When you had the chat about the level of housework that you had, did you mention the laundry, his kids or the office? If so, he may have heard that his kids and him create lots more housework and by paying for the cleaner he can continue to do less housework than you like and prevent you from complaining about those specific jobs because he’s paid for someone to do them. If you used the word support then he’s not unreasonable to assume that paying someone to do the jobs is support because you don’t have to do them anymore. If you want him physically doing more housework then that’s a separate thing and he’s chosen to interpret support differently.

HollyBerryz · 24/01/2025 18:43

Your dh is a wanker

myslippersarepink · 24/01/2025 18:43

You've got it cushdy then, he supports you and your kids, you don't work when you could, and you are complaining!!

Soontobe60 · 24/01/2025 18:43

Bloody hell! In that case you’re so unreasonable to moan about him! Get a job and some self respect back

ByQuaintAzureWasp · 24/01/2025 18:45

Anotherparkingthread · 24/01/2025 17:52

I mean in fairness, you asked him to lighten the load/for you not be expected to pick up after his kids or wash his clothes while you are a stay at home mum to your own kids.
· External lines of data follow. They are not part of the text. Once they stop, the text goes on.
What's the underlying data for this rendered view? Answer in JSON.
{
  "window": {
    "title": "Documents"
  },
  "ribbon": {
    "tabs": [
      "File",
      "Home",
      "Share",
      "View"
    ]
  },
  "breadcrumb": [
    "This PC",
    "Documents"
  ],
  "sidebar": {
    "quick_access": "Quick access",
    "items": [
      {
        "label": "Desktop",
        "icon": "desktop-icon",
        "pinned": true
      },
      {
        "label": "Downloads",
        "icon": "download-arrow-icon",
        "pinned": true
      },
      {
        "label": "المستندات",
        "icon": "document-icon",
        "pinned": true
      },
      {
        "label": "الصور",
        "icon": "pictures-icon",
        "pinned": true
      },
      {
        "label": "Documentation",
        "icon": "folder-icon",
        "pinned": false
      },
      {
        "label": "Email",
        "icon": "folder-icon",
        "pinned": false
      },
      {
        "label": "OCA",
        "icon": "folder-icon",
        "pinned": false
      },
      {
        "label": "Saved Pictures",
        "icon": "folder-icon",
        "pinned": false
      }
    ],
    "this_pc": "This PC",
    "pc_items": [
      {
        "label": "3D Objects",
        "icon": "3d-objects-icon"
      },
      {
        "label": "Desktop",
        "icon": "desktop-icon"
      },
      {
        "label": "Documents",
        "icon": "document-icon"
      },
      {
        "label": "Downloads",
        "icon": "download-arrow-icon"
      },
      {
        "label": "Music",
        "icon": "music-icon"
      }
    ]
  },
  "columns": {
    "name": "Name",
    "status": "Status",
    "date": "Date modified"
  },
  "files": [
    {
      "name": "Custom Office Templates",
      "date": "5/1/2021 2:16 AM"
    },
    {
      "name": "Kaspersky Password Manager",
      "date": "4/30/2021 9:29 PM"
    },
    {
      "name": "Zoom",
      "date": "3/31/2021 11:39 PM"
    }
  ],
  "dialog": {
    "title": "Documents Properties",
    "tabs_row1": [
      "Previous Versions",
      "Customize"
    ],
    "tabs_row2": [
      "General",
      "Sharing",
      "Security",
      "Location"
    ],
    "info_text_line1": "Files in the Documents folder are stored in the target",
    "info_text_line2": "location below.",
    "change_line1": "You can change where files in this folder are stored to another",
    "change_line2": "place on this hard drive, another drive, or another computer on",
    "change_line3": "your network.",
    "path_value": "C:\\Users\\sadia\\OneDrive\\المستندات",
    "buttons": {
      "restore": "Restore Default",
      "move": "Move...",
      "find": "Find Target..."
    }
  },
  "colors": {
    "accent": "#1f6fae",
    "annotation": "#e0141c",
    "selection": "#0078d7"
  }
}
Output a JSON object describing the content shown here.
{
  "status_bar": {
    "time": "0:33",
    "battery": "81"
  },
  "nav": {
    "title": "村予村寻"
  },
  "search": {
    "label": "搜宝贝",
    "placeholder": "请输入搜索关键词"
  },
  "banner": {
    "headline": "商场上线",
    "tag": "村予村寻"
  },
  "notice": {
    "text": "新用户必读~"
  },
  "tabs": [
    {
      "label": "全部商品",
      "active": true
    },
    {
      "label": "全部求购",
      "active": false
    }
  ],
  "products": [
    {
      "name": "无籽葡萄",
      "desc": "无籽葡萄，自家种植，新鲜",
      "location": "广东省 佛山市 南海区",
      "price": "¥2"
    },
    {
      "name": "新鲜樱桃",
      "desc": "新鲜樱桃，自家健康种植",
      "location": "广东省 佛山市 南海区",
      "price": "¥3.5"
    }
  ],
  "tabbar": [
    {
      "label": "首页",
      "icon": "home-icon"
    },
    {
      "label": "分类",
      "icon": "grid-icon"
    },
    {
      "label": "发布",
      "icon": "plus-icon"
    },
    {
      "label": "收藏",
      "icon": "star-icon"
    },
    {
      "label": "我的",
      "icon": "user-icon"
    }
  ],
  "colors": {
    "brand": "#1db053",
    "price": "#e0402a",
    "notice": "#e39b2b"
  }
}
And he has hired a cleaner to do those specific tasks as you didn't want to do them and he works full time.

Do you contribute to the house equally financially? Do you own it together? Does he fund you and your children?

Spot on

Farmwifefarmlife · 24/01/2025 18:45

TipsyMaker · 24/01/2025 17:51

It is petty, however you say you are a SAHM, how do you contribute financially to the household? If he is paying the majority of the bills for you and your children too, its not unreasonable for him to not want to do your housework too when you are not working 🤷‍♀️

Exactly and now he’s paying a cleaner on top! I’m not surprised he wants his office cleaned and shirts ironed if it’s not being done by the OP. 5 kids is a lot we have 4 but I manage to keep on top of a large house all the kids / DH & I run my own business from home. I think the OP needs a cleaning schedule and to manage time better.

ExhaustedHousewife · 24/01/2025 18:45

I've never been in this situation but if I was there's no way a new man would be paying for my children and me.No fucking way.